Cristián afirma que su labor es importante. Sandra Cubillos y los 5.000 recicladores más que pertenecen a la ARB, también. Sandra, una mujer de cejas delgadas, y delineado de gato en los ojos, además de ser recicladora, se ha encargado a través de la asociación de ofrecer charlas de conciencia sobre el reciclaje.

A ella lo que menos le importa es el rechazo físico que expresan hombres como el de pantalón y camisa. Ella sabe que lo relevante está en su labor: “nosotros como recicladores tenemos que sensibilizar”, expresa con un tono de voz más firme y apacible que la de Cristián. Tal vez son los años de experiencia, pues ella tiene 35 y trabaja desde los 15. Ya se acostumbró a las malas miradas, pero no a que las personas no saben reciclar.

—Mire, es sencillo. Si nosotros no hacemos esto, nunca se reducirá la basura generada. Se seguirá produciendo más plástico, más papel, más cartón y todo tiene consecuencias en el medio ambiente. El planeta ya no tiene cura, pero nosotros le damos un poco de vida a lo que queda de él— comenta. 

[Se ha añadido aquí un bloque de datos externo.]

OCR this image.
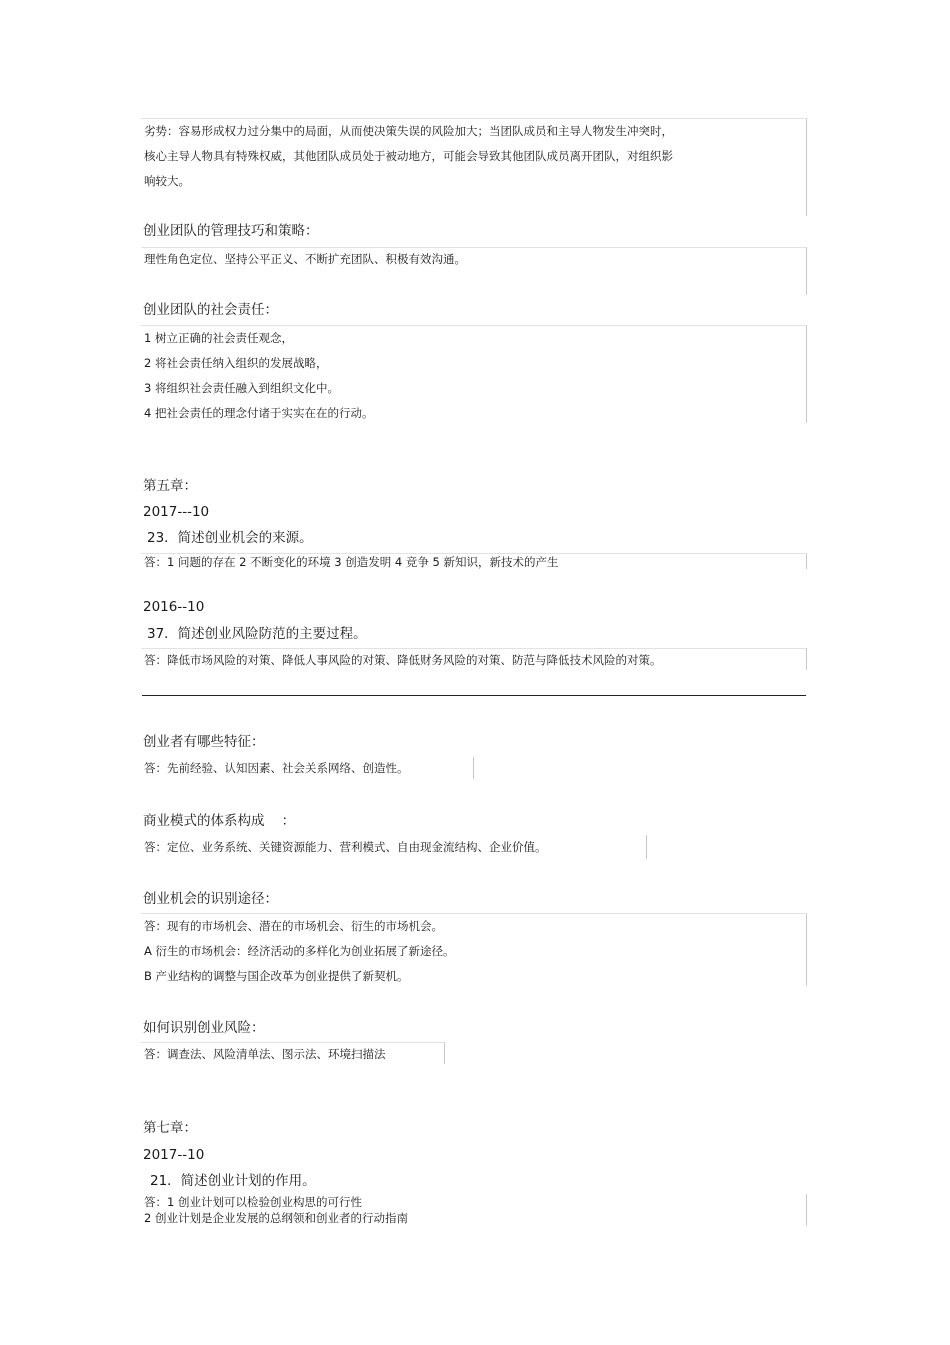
劣势：容易形成权力过分集中的局面，从而使决策失误的风险加大；当团队成员和主导人物发生冲突时，
核心主导人物具有特殊权威，其他团队成员处于被动地方，可能会导致其他团队成员离开团队，对组织影
响较大。
创业团队的管理技巧和策略：
理性角色定位、坚持公平正义、不断扩充团队、积极有效沟通。
创业团队的社会责任：
1 树立正确的社会责任观念，
2 将社会责任纳入组织的发展战略，
3 将组织社会责任融入到组织文化中。
4 把社会责任的理念付诸于实实在在的行动。
第五章：
2017---10
23．简述创业机会的来源。
答：1 问题的存在 2 不断变化的环境 3 创造发明 4 竞争 5 新知识，新技术的产生
2016--10
37．简述创业风险防范的主要过程。
答：降低市场风险的对策、降低人事风险的对策、降低财务风险的对策、防范与降低技术风险的对策。
创业者有哪些特征：
答：先前经验、认知因素、社会关系网络、创造性。
商业模式的体系构成    ：
答：定位、业务系统、关键资源能力、营利模式、自由现金流结构、企业价值。
创业机会的识别途径：
答：现有的市场机会、潜在的市场机会、衍生的市场机会。
A 衍生的市场机会：经济活动的多样化为创业拓展了新途径。
B 产业结构的调整与国企改革为创业提供了新契机。
如何识别创业风险：
答：调查法、风险清单法、图示法、环境扫描法
第七章：
2017--10
21．简述创业计划的作用。
答：1 创业计划可以检验创业构思的可行性
2 创业计划是企业发展的总纲领和创业者的行动指南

Al dividir el material, llevarlo a esas estaciones y posteriormente venderlo a las grandes industrias, se reduce la producción de lo que puede ser reutilizado. Ella/os son las que salvan el material para no producir más del mismo.

 

Tabla de empresas a quienes la ARB vende su material. Fuente: Sandra Cubillos.

 

El único material que no está a la venta en este momento en la ARB es el plástico, porque lo está regalando a un grupo de recicladores llamado Gaiarec, el cual decidió crear una planta de producción de madera plástica.

Así, un material no solo se está reutilizando, sino que con él se está creando uno nuevo, para detener las motosierras en las selvas y bosques y para que los animales no huyan de su hábitat natural.

Ni la ARB ni Gaiarec quieren convertirse en multimillonarios reconocidos que se lucran gracias a su ayuda por el medio ambiente.  Ambas son sociedades sin ánimo de lucro. Cristián lo es a su manera, porque sus ingresos están destinados únicamente a retribuir a su empresa: su cuerpo. Esa que le proporciona la fuerza para al otro día continuar.

Cristian seguirá siendo fantasma en medio de 7,181 millones de habitantes bogotanos. Un fantasma que tiene los pies fuertes para recorrer kilómetros y brazos para cargar cientos de kilos. Kilos necesarios para hacerle peso a la deforestación de árboles y al consumo de energía y agua excesivo.

Seguirá el sonido de los pasos. Un, dos,

un, dos,

 

un, dos

 

La respiración seguirá sonando como otro instrumento.

Esa es y será la melodía de un o una recicladora en Bogotá, así nadie quiera oírla.